Di Liza Binelli –
Sentirete sempre più spesso pareri contrastanti sulla Thailandia. Non è più la meta turistica tanto ambita e tanto sognata, per via di una serie di motivazioni che vanno dalle truffe più disparate ai danni dei visitatori ai divieti d’esportazione emanati dal Governo.
In questa prima parte del mio reportage cercherò di visualizzare il focus su quanto visitato e quanto mi abbiano incantato le bellezze artistiche del paese, al fondo dell’articolo elencherò le “cose” che non vanno; anche per mettere in guardia dai pericoli i futuri visitatori di questa terra, così bella e selvaggia, cosmopolita e all’avanguardia che ha da offrire ai suoi avventori.
Non troverete nulla sulle spiagge dalla sabbia finissima e bianchissima e nemmeno indicazioni sui bar dove ammirare lo skyliner, per quello ci sono già così tante guide e consigli on line.
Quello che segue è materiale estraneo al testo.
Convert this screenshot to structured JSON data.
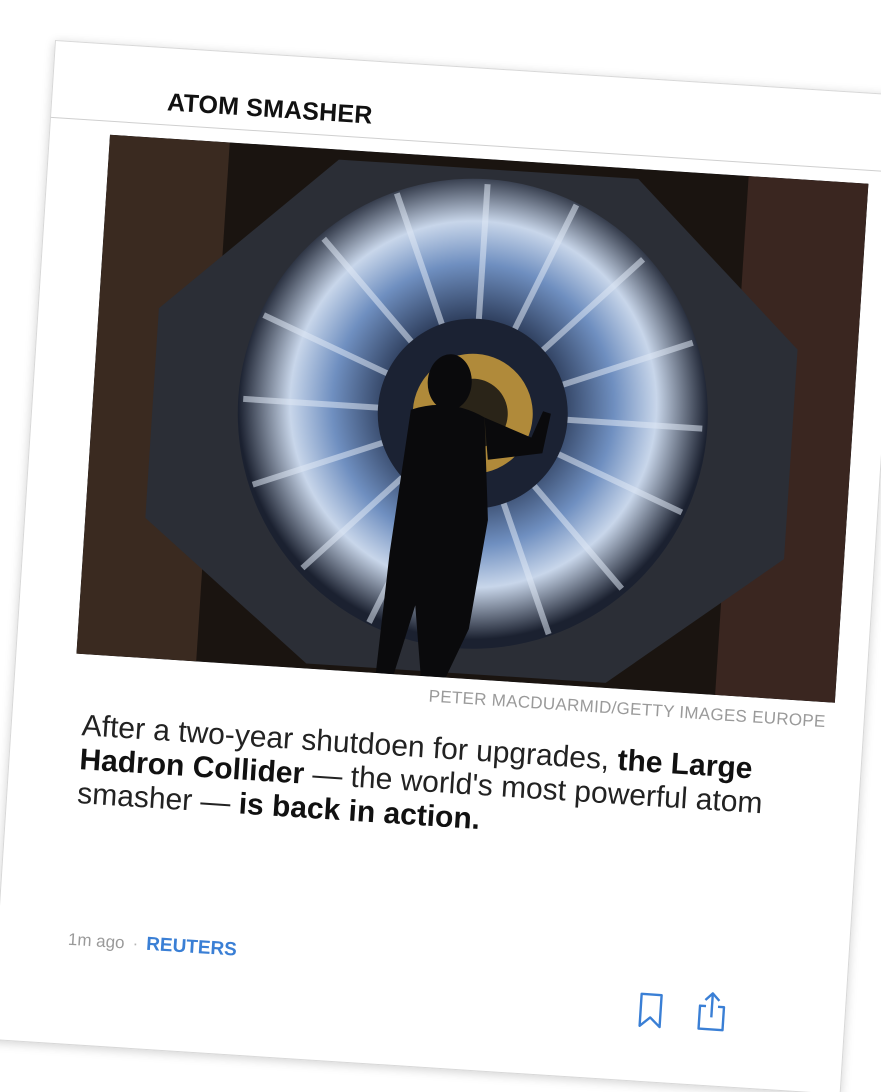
{
  "card": {
    "title": "ATOM SMASHER",
    "photo_credit": "PETER MACDUARMID/GETTY IMAGES EUROPE",
    "summary": {
      "part1": "After a two-year shutdoen for upgrades, ",
      "part2_bold": "the Large Hadron Collider",
      "part3": " — the world's most powerful atom smasher — ",
      "part4_bold": "is back in action."
    },
    "timestamp": "1m ago",
    "separator": "·",
    "source": "REUTERS",
    "icons": {
      "bookmark": "bookmark-icon",
      "share": "share-icon"
    },
    "colors": {
      "accent": "#3a7fd5",
      "credit": "#9a9a9a"
    }
  }
}
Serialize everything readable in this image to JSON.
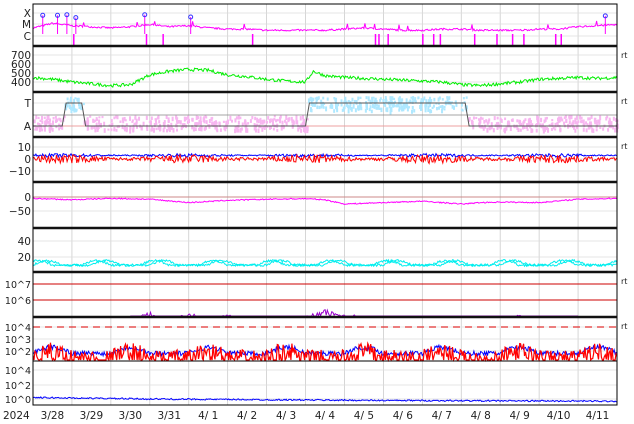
{
  "chart_data": {
    "type": "line",
    "title": "",
    "year_label": "2024",
    "x_tick_labels": [
      "3/28",
      "3/29",
      "3/30",
      "3/31",
      "4/ 1",
      "4/ 2",
      "4/ 3",
      "4/ 4",
      "4/ 5",
      "4/ 6",
      "4/ 7",
      "4/ 8",
      "4/ 9",
      "4/10",
      "4/11"
    ],
    "x_range_days": [
      0,
      15
    ],
    "realtime_marker": "rt",
    "panels": [
      {
        "name": "xray-flux",
        "tick_labels": [
          "X",
          "M",
          "C"
        ],
        "ylim_class": [
          1.5,
          4.5
        ],
        "series": [
          {
            "name": "xray",
            "color": "#ff00ff",
            "x": [
              0,
              0.5,
              1,
              1.5,
              2,
              2.5,
              3,
              3.5,
              4,
              4.5,
              5,
              5.5,
              6,
              6.5,
              7,
              7.5,
              8,
              8.5,
              9,
              9.5,
              10,
              10.5,
              11,
              11.5,
              12,
              12.5,
              13,
              13.5,
              14,
              14.5,
              15
            ],
            "y": [
              2.7,
              3.1,
              2.9,
              2.8,
              2.7,
              2.8,
              3.0,
              2.8,
              2.9,
              2.7,
              2.6,
              2.6,
              2.5,
              2.5,
              2.5,
              2.5,
              2.6,
              2.7,
              2.6,
              2.5,
              2.5,
              2.6,
              2.6,
              2.5,
              2.5,
              2.5,
              2.6,
              2.6,
              2.8,
              2.9,
              3.0
            ]
          }
        ],
        "flare_markers_days": [
          0.25,
          0.63,
          0.87,
          1.1,
          2.87,
          4.05,
          14.7
        ],
        "flare_marker_levels": [
          3.8,
          3.8,
          3.85,
          3.6,
          3.85,
          3.65,
          3.75
        ]
      },
      {
        "name": "solar-wind-speed",
        "tick_labels": [
          "700",
          "600",
          "500",
          "400"
        ],
        "ylim": [
          330,
          750
        ],
        "series": [
          {
            "name": "speed",
            "color": "#00ee00",
            "x": [
              0,
              0.5,
              1,
              1.5,
              2,
              2.5,
              3,
              3.5,
              4,
              4.5,
              5,
              5.5,
              6,
              6.5,
              7,
              7.2,
              7.5,
              8,
              8.5,
              9,
              9.5,
              10,
              10.5,
              11,
              11.5,
              12,
              12.5,
              13,
              13.5,
              14,
              14.5,
              15
            ],
            "y": [
              450,
              430,
              400,
              380,
              360,
              370,
              480,
              520,
              540,
              530,
              480,
              460,
              430,
              410,
              400,
              520,
              470,
              450,
              440,
              430,
              420,
              410,
              400,
              370,
              360,
              380,
              400,
              430,
              440,
              450,
              440,
              450
            ]
          }
        ]
      },
      {
        "name": "imf-direction",
        "tick_labels": [
          "T",
          "A"
        ],
        "series": [
          {
            "name": "sector",
            "color": "#555555",
            "x": [
              0,
              0.75,
              0.85,
              1.25,
              1.35,
              7.0,
              7.1,
              11.1,
              11.2,
              15
            ],
            "y": [
              0,
              0,
              1,
              1,
              0,
              0,
              1,
              1,
              0,
              0
            ]
          }
        ],
        "scatter_colors": [
          "#aee8ff",
          "#f7b6f0"
        ]
      },
      {
        "name": "imf-bz",
        "tick_labels": [
          "10",
          "0",
          "−10"
        ],
        "ylim": [
          -17,
          17
        ],
        "series": [
          {
            "name": "Bt",
            "color": "#0000ff",
            "base": 3
          },
          {
            "name": "Bz",
            "color": "#ff0000",
            "base": 0
          }
        ]
      },
      {
        "name": "dst-index",
        "tick_labels": [
          "0",
          "−50"
        ],
        "ylim": [
          -90,
          20
        ],
        "series": [
          {
            "name": "dst",
            "color": "#ff00ff",
            "x": [
              0,
              1,
              2,
              3,
              4,
              5,
              6,
              7,
              7.5,
              8,
              9,
              10,
              11,
              11.5,
              12,
              13,
              14,
              15
            ],
            "y": [
              -5,
              -10,
              -5,
              -8,
              -20,
              -12,
              -8,
              -6,
              -10,
              -25,
              -20,
              -15,
              -25,
              -20,
              -18,
              -20,
              -8,
              -5
            ]
          }
        ]
      },
      {
        "name": "kp-cyan",
        "tick_labels": [
          "40",
          "20"
        ],
        "ylim": [
          0,
          52
        ],
        "series": [
          {
            "name": "index",
            "color": "#00eeee",
            "base": 5
          }
        ]
      },
      {
        "name": "electron-flux",
        "tick_labels": [
          "10^7",
          "10^6"
        ],
        "ylim_log": [
          4.2,
          7.5
        ],
        "threshold_levels_log": [
          7,
          6
        ],
        "series": [
          {
            "name": "electrons",
            "color": "#9900cc",
            "x": [
              2.5,
              3,
              3.5,
              4,
              4.5,
              5,
              5.5,
              6,
              6.5,
              7,
              7.5,
              8,
              8.5,
              9,
              9.5,
              10,
              10.5,
              11,
              11.5,
              12,
              12.5,
              13,
              13.5,
              14
            ],
            "y": [
              4.5,
              5.1,
              4.6,
              5.0,
              4.7,
              4.9,
              4.6,
              4.7,
              4.5,
              4.8,
              5.2,
              5.0,
              4.8,
              4.7,
              4.6,
              4.8,
              4.5,
              4.6,
              4.5,
              4.6,
              4.9,
              4.8,
              4.7,
              4.5
            ]
          }
        ]
      },
      {
        "name": "proton-flux",
        "tick_labels": [
          "10^4",
          "10^3",
          "10^2"
        ],
        "ylim_log": [
          0.7,
          4.6
        ],
        "threshold_log": 4,
        "series": [
          {
            "name": "protons-high",
            "color": "#0000ff",
            "base_log": 1.8
          },
          {
            "name": "protons-low",
            "color": "#ff0000",
            "base_log": 1.3
          }
        ]
      },
      {
        "name": "low-flux",
        "tick_labels": [
          "10^4",
          "10^2",
          "10^0"
        ],
        "ylim_log": [
          -0.6,
          4.8
        ],
        "series": [
          {
            "name": "flux",
            "color": "#0000ff",
            "x": [
              0,
              3,
              6,
              9,
              12,
              15
            ],
            "y": [
              0.2,
              0,
              -0.1,
              -0.2,
              -0.25,
              -0.3
            ]
          }
        ]
      }
    ]
  }
}
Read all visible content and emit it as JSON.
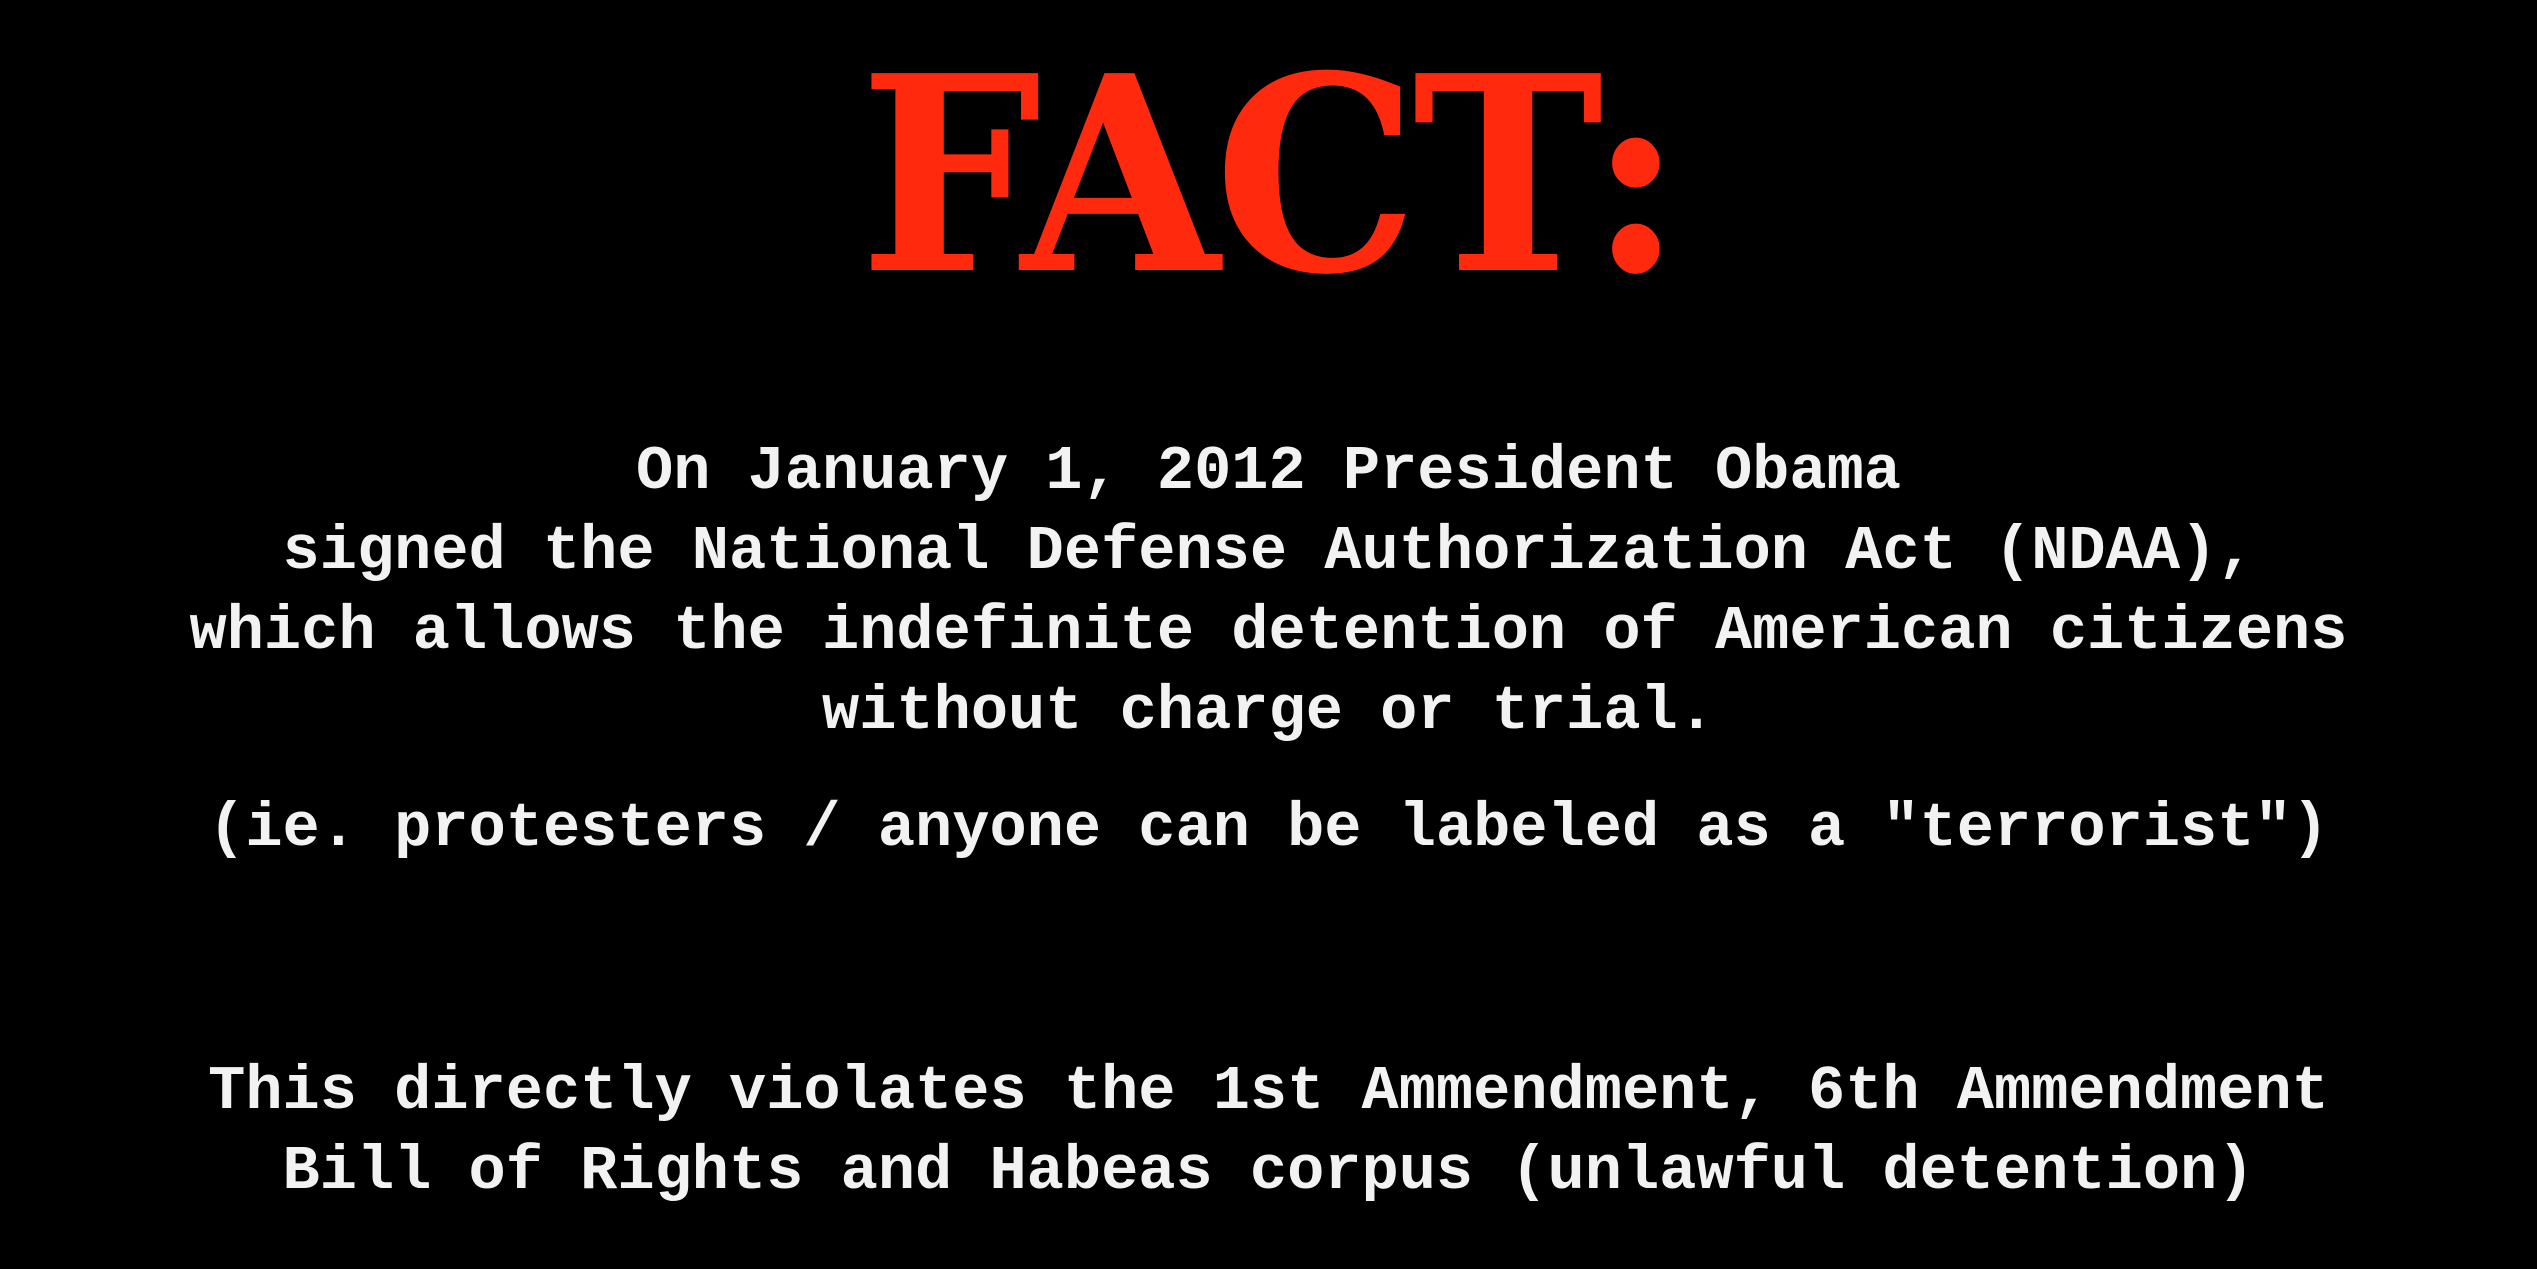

Piuttosto in questo articolo troverete le spiegazioni su cosa visitare per soddisfare la vostra sete di cultura. Cosa assaggiare per comprendere l’arte culinaria e qualche parola in lingua thai. Ci sono circa 400 Wat (ovvero templi) nella capitale, per cui visitarli tutti è impossibile per un turista anche con tanti giorni a disposizione.
Non si può dire di esser stati in Thailandia senza aver fatto due cose: aver visitato il Grand Palace e aver mangiato il durian (toorian).
Il primo sito è raggiungibile con tutti i mezzi di trasporto che la città offre: bus, taxi, skytrain, scooter, a piedi e ferry boat. E’ un complesso enorme che ingloba il Wat Phra Khaeo e i palazzi reali appunto. Ci vogliono almeno 3 ore per visitare il tutto. L’ingresso è di 500 Thb (15 euro più o meno) e bisogna indossare pantaloni lunghi e t-shirt, calzini ai piedi e sandali. Vi chiederanno di togliere le scarpe molto spesso, meglio avere i piedi coperti. Cappellino e non, ombrellino è più comodo.
Bottiglietta d’acqua e nervi saldi. Sarete sommersi da un’ondata di turisti cinesi che viaggiano in gruppi di 20-30 persone non guardano in faccia nessuno, fotografano tutto. Fa un caldo insopportabile in tutte le stagioni proprio per la conformità degli edifici, non circola aria per questo fa così caldo. Aggiratevi tra chedi d’oro (o stupa) sono cupole dorate e colonne finemente decorate con tante piastrelle di ceramica colorate e visitate il tempio che custodisce il Budda di Smeraldo, la statua più venerata di tutto il Paese.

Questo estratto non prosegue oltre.